I’ve been in the American (charismatic) church since I was five years old. Some of my earliest memories involve waking up really early to ride in the setup truck with my dad. I would then watch in amazement as he and five other guys setup the entire church with just the contents inside the truck. Other early memories include helping my mom cut out flannel graphs for her Sunday morning preschool class and sneaking into the volunteer room to get donuts and orange juice.
I lived a wild life.
For me, my faith has been a part of my life for as early as I can remember. From praying at dinner tables, to laying hands on the sick, to believing God was going to provide for us as a family — my parents taught me the value of believing in something bigger than myself. Though, it wasn’t until I hit my late teenage years that I realized my faith had transformed into a self-serving way for me to get what I wanted out of life.

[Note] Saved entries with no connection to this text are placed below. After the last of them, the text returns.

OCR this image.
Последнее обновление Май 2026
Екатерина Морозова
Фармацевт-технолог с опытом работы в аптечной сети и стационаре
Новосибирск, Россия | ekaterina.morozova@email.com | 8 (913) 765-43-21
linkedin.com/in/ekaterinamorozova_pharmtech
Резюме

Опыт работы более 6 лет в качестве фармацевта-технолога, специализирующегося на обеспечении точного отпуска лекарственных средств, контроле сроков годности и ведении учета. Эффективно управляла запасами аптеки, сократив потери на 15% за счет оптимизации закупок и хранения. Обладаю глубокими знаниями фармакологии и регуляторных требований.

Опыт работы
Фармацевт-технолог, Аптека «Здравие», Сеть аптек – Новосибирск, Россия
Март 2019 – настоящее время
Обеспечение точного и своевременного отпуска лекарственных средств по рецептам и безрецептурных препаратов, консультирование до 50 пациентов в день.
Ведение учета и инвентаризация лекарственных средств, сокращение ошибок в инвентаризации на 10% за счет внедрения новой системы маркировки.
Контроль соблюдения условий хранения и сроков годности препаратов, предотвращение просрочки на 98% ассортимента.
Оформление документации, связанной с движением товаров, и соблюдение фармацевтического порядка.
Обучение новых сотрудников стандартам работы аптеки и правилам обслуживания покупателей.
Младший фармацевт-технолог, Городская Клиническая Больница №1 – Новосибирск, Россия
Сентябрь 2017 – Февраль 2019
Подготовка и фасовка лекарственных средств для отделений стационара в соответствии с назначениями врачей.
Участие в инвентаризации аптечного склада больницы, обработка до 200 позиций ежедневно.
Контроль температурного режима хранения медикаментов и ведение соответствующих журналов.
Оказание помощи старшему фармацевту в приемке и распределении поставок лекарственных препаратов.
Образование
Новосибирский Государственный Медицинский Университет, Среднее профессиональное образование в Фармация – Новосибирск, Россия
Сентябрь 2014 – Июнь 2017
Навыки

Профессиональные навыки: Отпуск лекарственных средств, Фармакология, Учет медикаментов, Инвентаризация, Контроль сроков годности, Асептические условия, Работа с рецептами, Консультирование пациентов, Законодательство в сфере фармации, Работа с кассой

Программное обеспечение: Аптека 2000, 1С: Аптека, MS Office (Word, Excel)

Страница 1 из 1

I had been living as if God was my own personal divine butler — like Geoffrey from Fresh Prince — without the attitude and penguin suit.
After losing one of my best friends in a car accident, I woke up. I felt God telling me that decisions change destinies. I knew my life wasn’t just meant to be about me and what I could get out of it. I knew I was meant to play a small part in the grand story of His Church. A part that would require sacrifice and placing others before myself, like all parts in His Church require. So for the past ten years, I’ve been living in faith — believing that God will use my life and words and actions to make much of His name.

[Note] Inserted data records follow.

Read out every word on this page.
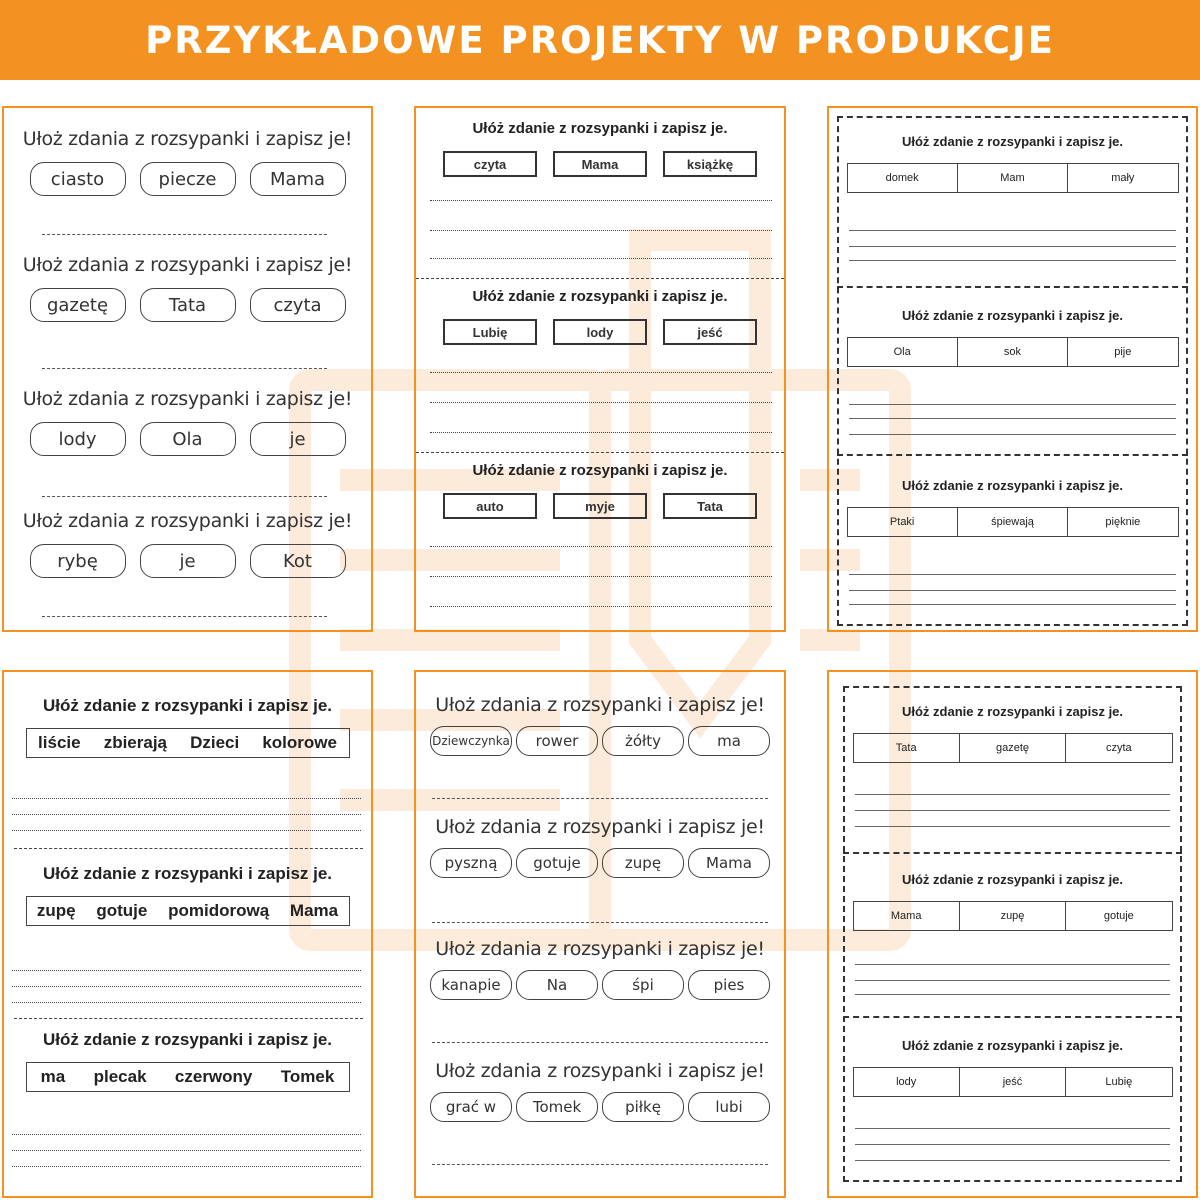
PRZYKŁADOWE PROJEKTY W PRODUKCJE
Ułoż zdania z rozsypanki i zapisz je!
ciasto	piecze	Mama
Ułoż zdania z rozsypanki i zapisz je!
gazetę	Tata	czyta
Ułoż zdania z rozsypanki i zapisz je!
lody	Ola	je
Ułoż zdania z rozsypanki i zapisz je!
rybę	je	Kot
Ułóż zdanie z rozsypanki i zapisz je.
czyta	Mama	książkę
Ułóż zdanie z rozsypanki i zapisz je.
Lubię	lody	jeść
Ułóż zdanie z rozsypanki i zapisz je.
auto	myje	Tata
Ułóż zdanie z rozsypanki i zapisz je.
domek	Mam	mały
Ułóż zdanie z rozsypanki i zapisz je.
Ola	sok	pije
Ułóż zdanie z rozsypanki i zapisz je.
Ptaki	śpiewają	pięknie
Ułóż zdanie z rozsypanki i zapisz je.
liście zbierają Dzieci kolorowe
Ułóż zdanie z rozsypanki i zapisz je.
zupę gotuje pomidorową Mama
Ułóż zdanie z rozsypanki i zapisz je.
ma plecak czerwony Tomek
Ułoż zdania z rozsypanki i zapisz je!
Dziewczynka	rower	żółty	ma
Ułoż zdania z rozsypanki i zapisz je!
pyszną	gotuje	zupę	Mama
Ułoż zdania z rozsypanki i zapisz je!
kanapie	Na	śpi	pies
Ułoż zdania z rozsypanki i zapisz je!
grać w	Tomek	piłkę	lubi
Ułóż zdanie z rozsypanki i zapisz je.
Tata	gazetę	czyta
Ułóż zdanie z rozsypanki i zapisz je.
Mama	zupę	gotuje
Ułóż zdanie z rozsypanki i zapisz je.
lody	jeść	Lubię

I try my best to live by what I call stupid faith. It’s not stupid because it’s without contemplation or intelligence, it’s not stupid because it’s ill-advised or unlearned, it’s stupid because I try to live a life of faith beyond reason. I’m a big proponent of using the power of reason and logic in life. But sometimes — many times even — we encounter things in life that reason can’t take care of, things that logic can’t provide a way out of. This is why I’ve found that I can’t allow my faith to be held down by such things.
When my mom had breast cancer, I needed a stupid faith that said she would be healed.
When I didn’t know how my new wife and I could survive on a pastors salary, I needed a stupid faith that said God would provide.
When I stand in front of hundreds of people and preach, even though I feel unqualified and underprepared, I need a stupid faith that says God will use my words.
When I wake up in the morning and the news says we are all doomed, I need a stupid faith that says God’s plans cannot be overcome.
At the end of the day, I need a stupid faith that says there’s more to life than just living. And maybe you do too.